Funded by the European Space Agency under its Future Launchers Preparatory Programme (FLPP), this project is set to bring a massive injection of talent to this region of Spain.
The European Space Agency (ESA) has pledged its support to PLD Space, a start-up based at the Universidad Miguel Hernández Science Park (PCUMH) in Elche, to the tune of 750,000 euros for its project «Liquid-Propulsion Stage Recovery». These funds will enable PLD Space to carry out both ground and flight testing, and mature its technologies to the point of being able to make its first space launch, a feat set, according to its founders, for 2018. The start-up will be joined by the company COMET Ingeniería in Valencia and the Basque technology centre Tecnalia.
The project is the first of its kind in Europe, breaking with standard practice in the aerospace sector to design the continent’s first completely reusable commercial launcher.
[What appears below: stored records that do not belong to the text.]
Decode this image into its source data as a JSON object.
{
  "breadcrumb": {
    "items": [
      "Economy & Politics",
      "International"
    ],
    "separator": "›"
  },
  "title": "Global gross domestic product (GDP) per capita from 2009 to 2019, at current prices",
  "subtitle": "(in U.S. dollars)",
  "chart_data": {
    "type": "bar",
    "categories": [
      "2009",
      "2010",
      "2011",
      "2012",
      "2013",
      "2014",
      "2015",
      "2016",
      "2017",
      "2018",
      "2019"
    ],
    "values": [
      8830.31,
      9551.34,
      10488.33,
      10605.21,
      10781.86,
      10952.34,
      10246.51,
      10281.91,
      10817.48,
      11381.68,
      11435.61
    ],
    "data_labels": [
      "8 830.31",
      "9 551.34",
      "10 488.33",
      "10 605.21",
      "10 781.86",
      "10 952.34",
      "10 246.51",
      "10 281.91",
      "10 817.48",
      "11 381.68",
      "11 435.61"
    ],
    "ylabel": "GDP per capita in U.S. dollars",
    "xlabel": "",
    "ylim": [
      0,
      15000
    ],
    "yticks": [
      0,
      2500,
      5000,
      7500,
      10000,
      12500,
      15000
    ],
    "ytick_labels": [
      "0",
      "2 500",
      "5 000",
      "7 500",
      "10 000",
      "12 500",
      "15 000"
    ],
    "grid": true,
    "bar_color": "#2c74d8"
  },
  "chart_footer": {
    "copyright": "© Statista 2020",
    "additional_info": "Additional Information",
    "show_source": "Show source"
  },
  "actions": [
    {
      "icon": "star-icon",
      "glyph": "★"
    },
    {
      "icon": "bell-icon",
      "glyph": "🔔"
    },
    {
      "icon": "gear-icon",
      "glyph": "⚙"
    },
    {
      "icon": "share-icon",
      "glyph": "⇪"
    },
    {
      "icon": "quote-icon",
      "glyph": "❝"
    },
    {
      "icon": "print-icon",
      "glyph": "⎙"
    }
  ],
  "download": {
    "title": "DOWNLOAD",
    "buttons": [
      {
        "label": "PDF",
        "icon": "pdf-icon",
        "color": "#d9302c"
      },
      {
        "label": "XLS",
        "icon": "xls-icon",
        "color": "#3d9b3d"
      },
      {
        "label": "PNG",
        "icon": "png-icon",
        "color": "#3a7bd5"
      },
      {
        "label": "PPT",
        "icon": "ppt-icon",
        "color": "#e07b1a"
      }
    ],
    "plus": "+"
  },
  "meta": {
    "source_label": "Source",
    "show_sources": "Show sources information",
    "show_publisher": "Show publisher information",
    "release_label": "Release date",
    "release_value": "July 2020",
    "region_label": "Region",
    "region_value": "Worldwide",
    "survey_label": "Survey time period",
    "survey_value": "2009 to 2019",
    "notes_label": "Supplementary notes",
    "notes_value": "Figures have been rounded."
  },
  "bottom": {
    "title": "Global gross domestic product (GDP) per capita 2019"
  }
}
Traditionally, disposable rockets have been used to launch satellites into orbit. These new rockets will drastically cut the cost of scientific and commercial access to space.
Reusable rocket technologies have already been developed in the States by companies such as SpaceX and Blue Origin. In December 2015 and for the first time in history, Elon Musk’s SpaceX successfully landed its Falcon 9, a 70m tall rocket weighing in at 550 tonnes on take-off. This technological milestone was joined in the same year by the landing of the unmanned New Shephard rocket by Jeff Bezos’ Blue Origin, another entrepreneur perhaps better known for his online retail company, Amazon. Both companies have had the financial and technological backing of NASA from the outset to carry out these feats, which have passed into the history books.
PLD Space’s project is a first in Europe for liquid propulsion launchers. Currently the team is immersed in the technology development stage, aiming to have a reusable rocket ready by 2018. For its CEO and co-founder, Raúl Torres, «this project is the beginning of ESA support for our company and small commercial launcher technologies», adding that «PLD Space rockets will meet the launch needs of the small satellite market, valued at over seven billion dollars in 2020».
Meanwhile, technology director and fellow co-founder, Raúl Verdú, tells us that «we are positioning ourselves within Europe as the go-to provider for the commercial space launchers of the future». He also points out that «the American company SpaceX achieved what it did with 4000 engineers, and at Blue Origin the team is now 500 strong. PLD Space hopes to employ just over 100 engineers by 2020».
Based at the UMH Science Park, PLD Space is already working on its next phase. This includes opening, in Elche, the first suborbital and small orbital rocket manufacturing and assembly plant in Europe. As Torres and Verdú point out, «Elche will become the European technology hub for this sector and will attract highly-qualified engineering, manufacturing and assembly professionals in all rocket subsystems».
Besides its installations at the UMH Science Park, the company has a test stand at Teruel airport. It plans to build two new test stands at this site in order to meet the needs of its development programme. These stands will allow the company to test its rocket motors before flight, as well as conduct static testing of the fully-assembled rockets.